Universally truthful mechanisms give the stronger guarantee: they do not require that we assume that agents are risk neutral and only wish to maximize their expected welfare, independent of risk. But when we do have risk neutral bidders, can we provide better approximations for some problems using truthful in expectation mechanisms?
This paper proves a separation which answers the question: yes. Dobzinski and Dughmi demonstrate an auction problem with m items for which they prove:
  • For any epsilon > 0, there exists a truthful in expectation mechanism which achieves a (1+epsilon) approximation to social welfare and runs in time poly(1/epsilon, log m).

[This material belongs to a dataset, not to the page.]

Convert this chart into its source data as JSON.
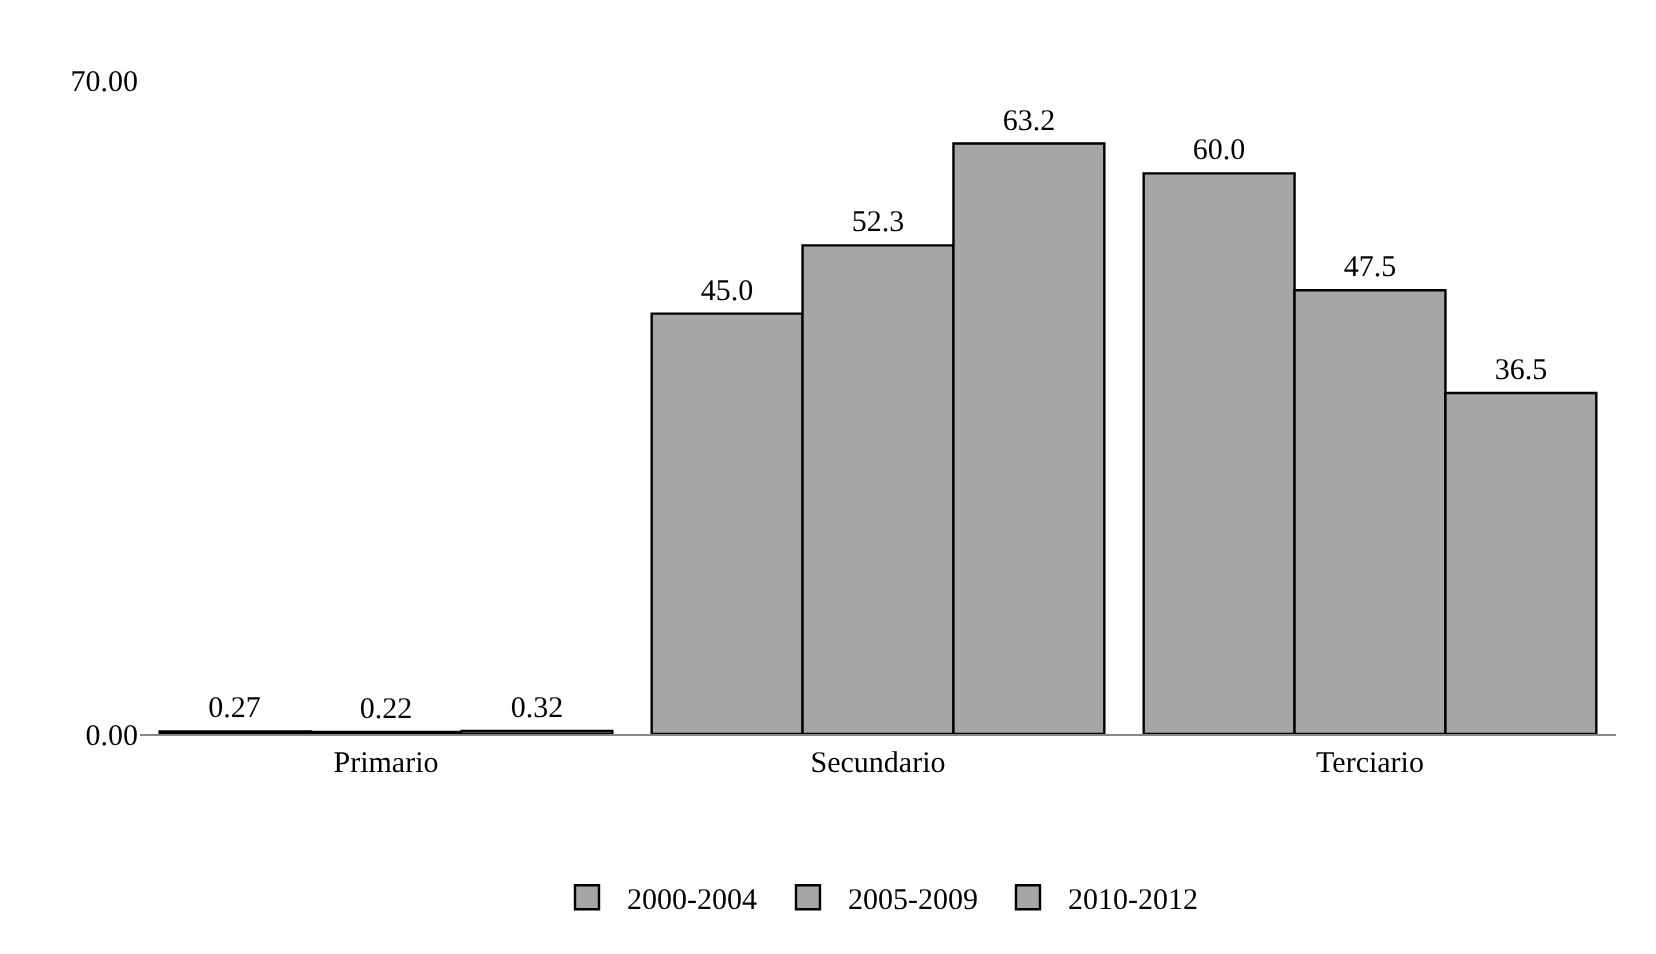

  • For any constant epsilon > 0 any universally truthful mechanism that achieves a (2-epsilon) approximation to social welfare must run in time Omega(m).
The negative result is a communication complexity lower bound, and so holds independently of computational constraints.
The auction for which the separation is proved is somewhat artificial, but nevertheless shows that the class of efficient truthful in expectation mechanisms is strictly broader than the class of efficient universally truthful mechanisms. This should be viewed analogously to a complexity-class separation in how it shapes our understanding of the power of efficient truthful mechanisms.
So. Come to class on Thursday to hear more!